The termination of a Labour contract without valid reasons, by either party to the contract, entitles the other party to damages.

These damages are not the same as the compensation in lieu of prior notice or the dismissal indemnity.

The worker, however, can request to be giving a lump sum equal to the dismissal indemnity. In case, he is relieved of the obligation to provide proof of damage incurred.

Article : 92
 

When a worker has unjustly breached a labour contract and takes a new job, the new employer is jointly liable for damages caused to the former employer if it is proven that he has encouraged the worker to leave the former job.


Article : 93
 

Any worker who was engaged to furnish his services may, upon expiration of the contract, demand from his employer a certificate of employment containing primarily the starting date of employment, the dated of departure, and the kind of job held, or, if applicable, the jobs held successively as well as the periods during which the job were held.

The refusal to supply this certificate will subject the employer to pay damages to the worker.

The certificates supplied to workers are exempt from all stamp and registration tax, even if the contain items other than those mentioned in the preceding paragraph, as long as these items do not include any bond, receipt or any agreement liable to ad valorem duties.

The phrase “free from all engagement” and all other terms indicating the normal expiration of a labour contract, the professional qualifications and the service rendered are included in this exemption.

Any harmful statement that could prejudice the employment of a worker arw formally prohibited.

Article : 94
 

Without prejudice to the provisions of Article 91, the damages owed in the case of a breach of the labour contract without valid reasons, as well as those owed by the employer as per provision of Article 89 above, are determined by the competent court and based on local custom, the type and importance of the service rendered, the worker’s seniority and age, the pay deductions or payments for a retirement pension, and, in general, on all circumstances that can justify the existence and the extent of the harm incurred.


 
E. Mass Layoff
 
Article : 95
 

Any layoff resulting from a reduction in an establishment’s activity or an internal re-organization that is foreseen by the employer is subject to the following procedures:

- The employers establishes the order of the layoffs in light of professionals, qualifications, seniority within the establishment, and family burdens of the workers.
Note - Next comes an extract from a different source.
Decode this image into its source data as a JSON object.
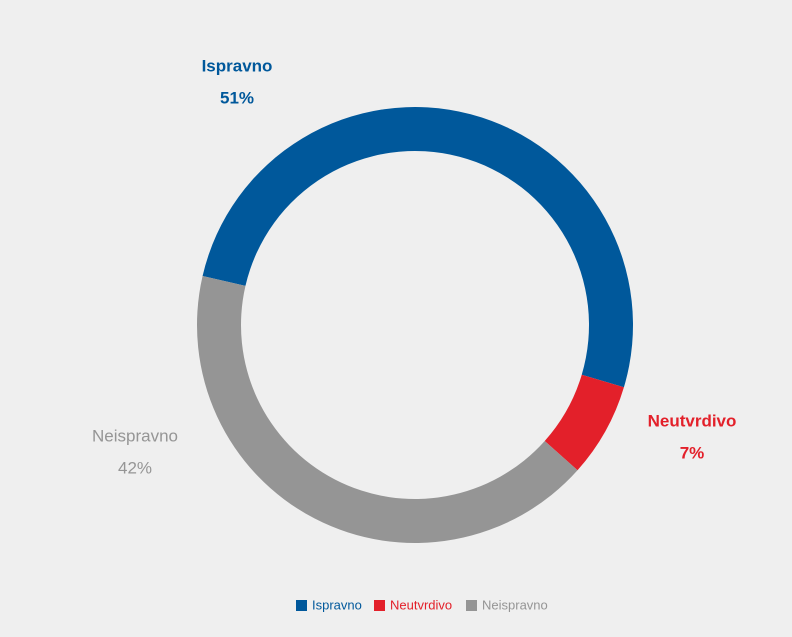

- The employer must inform the worker’s representatives in writing in order to solicit their suggestions, primarily, on the measures for a prior announcement of the reduction in staff and the measure taken to minimize the effects of the reduction on the affected workers.
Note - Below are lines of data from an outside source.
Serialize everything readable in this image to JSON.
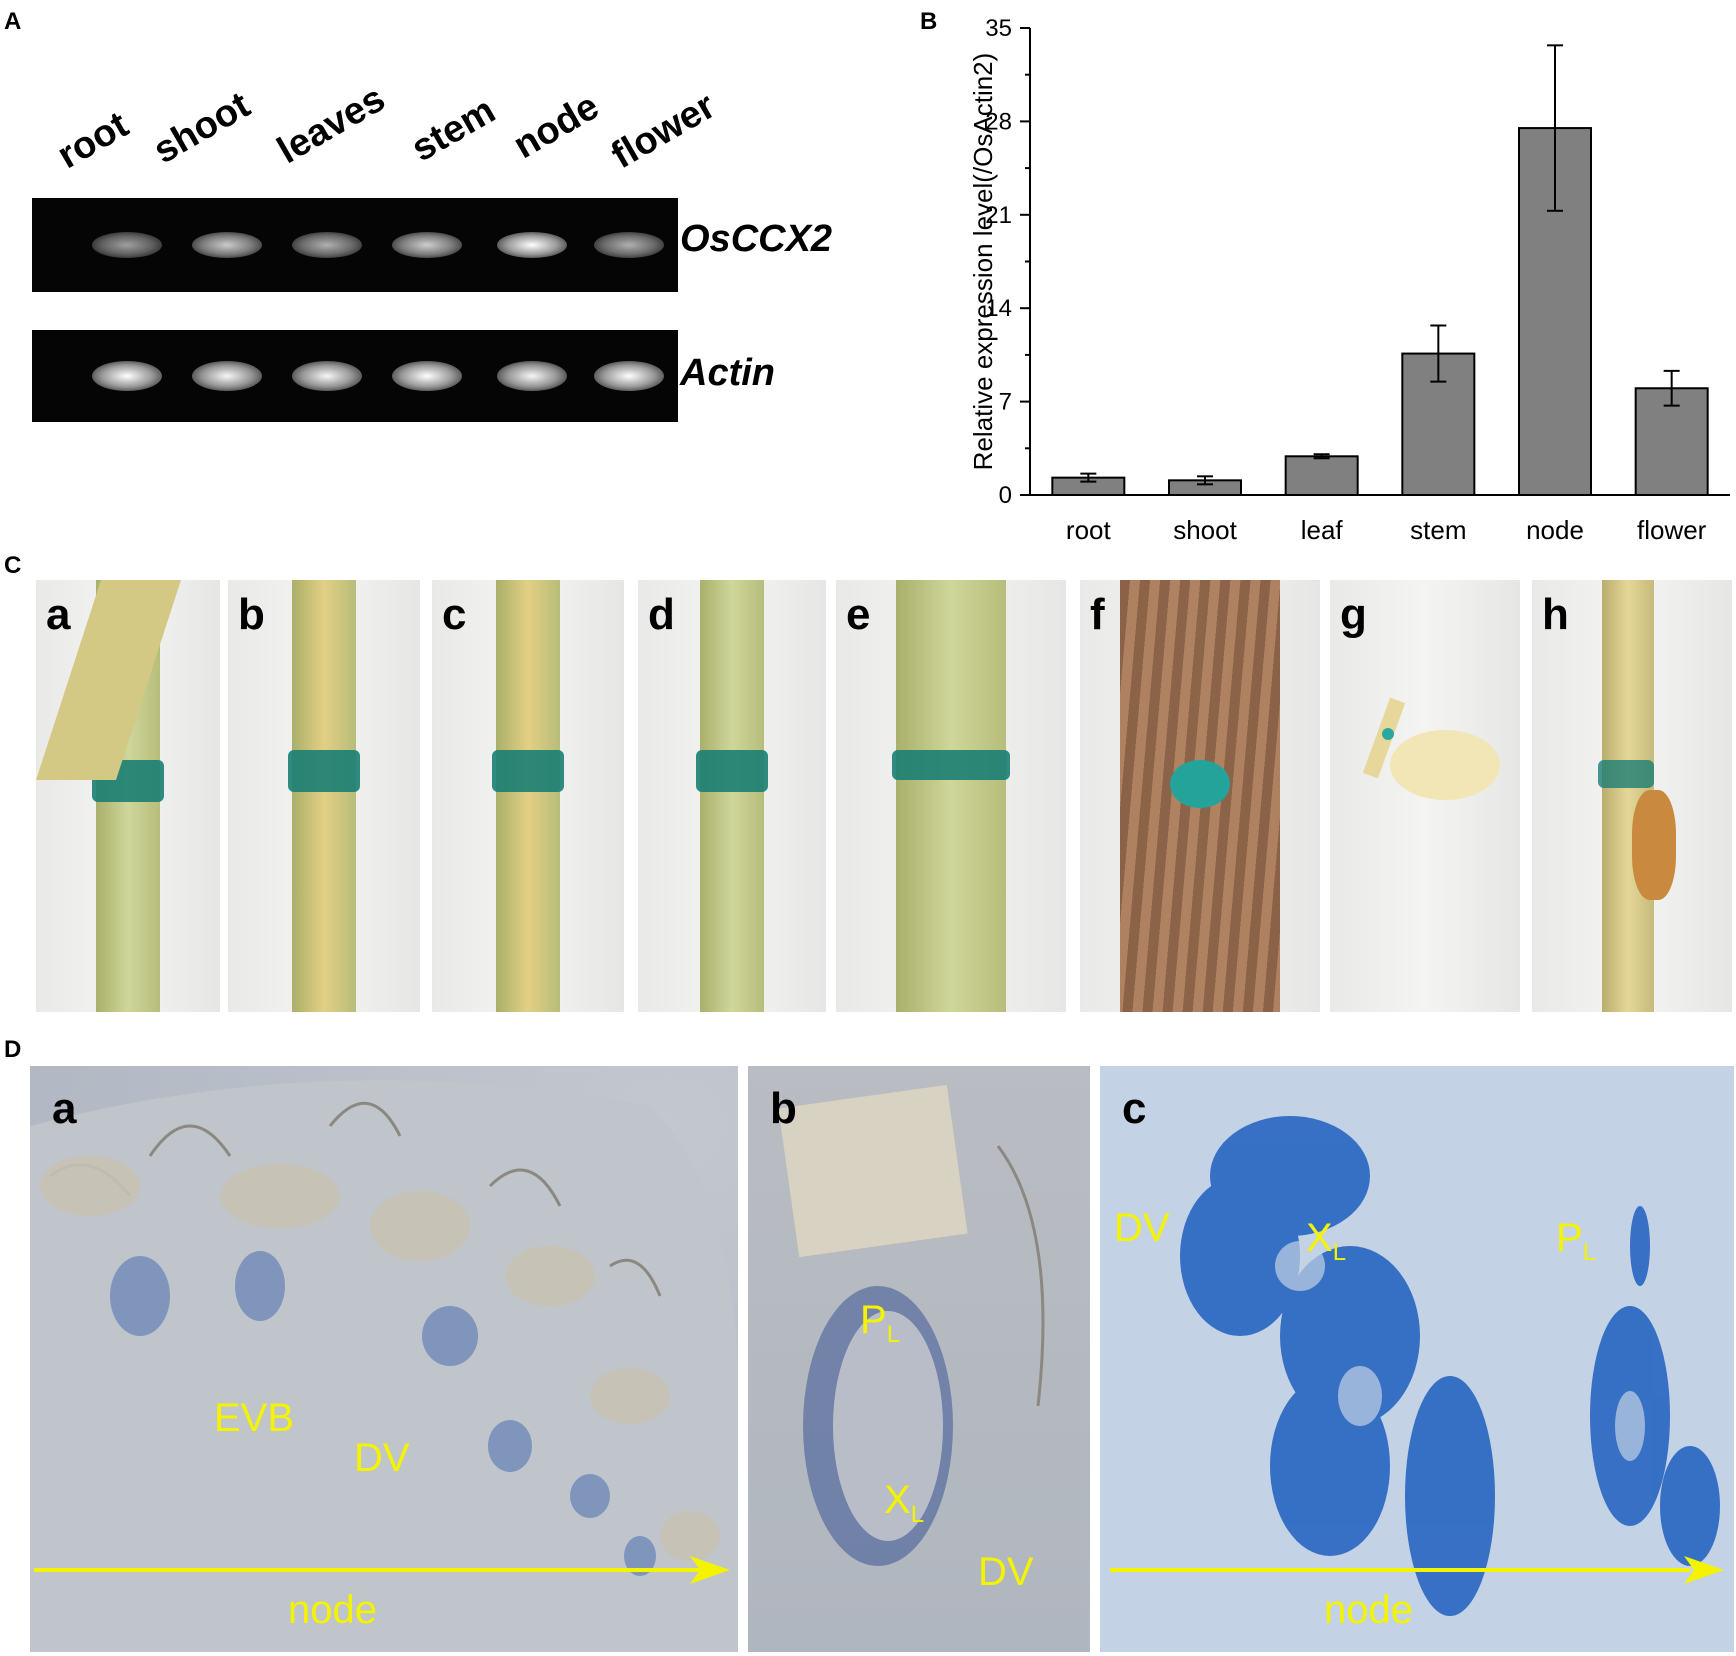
{
  "panels": {
    "A": "A",
    "B": "B",
    "C": "C",
    "D": "D"
  },
  "gel": {
    "lanes": [
      "root",
      "shoot",
      "leaves",
      "stem",
      "node",
      "flower"
    ],
    "gene_top": "OsCCX2",
    "gene_bottom": "Actin",
    "top_band_intensity": [
      0.45,
      0.7,
      0.55,
      0.72,
      1.0,
      0.55
    ],
    "bottom_band_intensity": [
      1.0,
      0.95,
      0.95,
      1.0,
      0.95,
      1.0
    ]
  },
  "chart_data": {
    "type": "bar",
    "categories": [
      "root",
      "shoot",
      "leaf",
      "stem",
      "node",
      "flower"
    ],
    "values": [
      1.3,
      1.1,
      2.9,
      10.6,
      27.5,
      8.0
    ],
    "errors": [
      0.3,
      0.3,
      0.15,
      2.1,
      6.2,
      1.3
    ],
    "ylabel": "Relative expression level(/OsActin2)",
    "ylim": [
      0,
      35
    ],
    "yticks": [
      0,
      7,
      14,
      21,
      28,
      35
    ],
    "bar_color": "#808080"
  },
  "photos_c": {
    "letters": [
      "a",
      "b",
      "c",
      "d",
      "e",
      "f",
      "g",
      "h"
    ]
  },
  "photos_d": {
    "letters": [
      "a",
      "b",
      "c"
    ],
    "a_labels": [
      "EVB",
      "DV",
      "node"
    ],
    "b_labels": {
      "p": "P",
      "p_sub": "L",
      "x": "X",
      "x_sub": "L",
      "dv": "DV"
    },
    "c_labels": {
      "dv": "DV",
      "x": "X",
      "x_sub": "L",
      "p": "P",
      "p_sub": "L",
      "node": "node"
    }
  },
  "colors": {
    "gus_blue": "#1e5fbf",
    "label_yellow": "#f4f400",
    "stem_yellow": "#d9cf7a"
  }
}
- The First workers to be laid off will be those with the least professional ability, then the workers with the least seniority. These seniority has to be increased by one year for a married worker and by an additional year for each dependent child.

The dismissed workers have, for two years, priority to be re-hired for the same position in the enterprise.

Workers who have priority for re-hire are required to inform their employer of any changes in address occurring after the layoff.

If there is a vacancy, the employer must inform the concerned worker by sending a recorded delivery or registered letter to his last address. The worker must appear at the establishment within one week after receiving the letter.
The Labour Inspector is kept informed of the procedure covered in this article. At the request of the worker’s representatives, the Labour Inspector can call the concerned parties together one or more times to examine the impact of the proposed layoffs and measures to be taken to minimize their effects.

In exceptional cases, the Minister in charge of Labour can issue a Prakas to suspend the layoff for a period not exceeding thirty days in order to help the concerned parties find a solution. This suspension may be repeated only one time by a Prakas of the Ministry.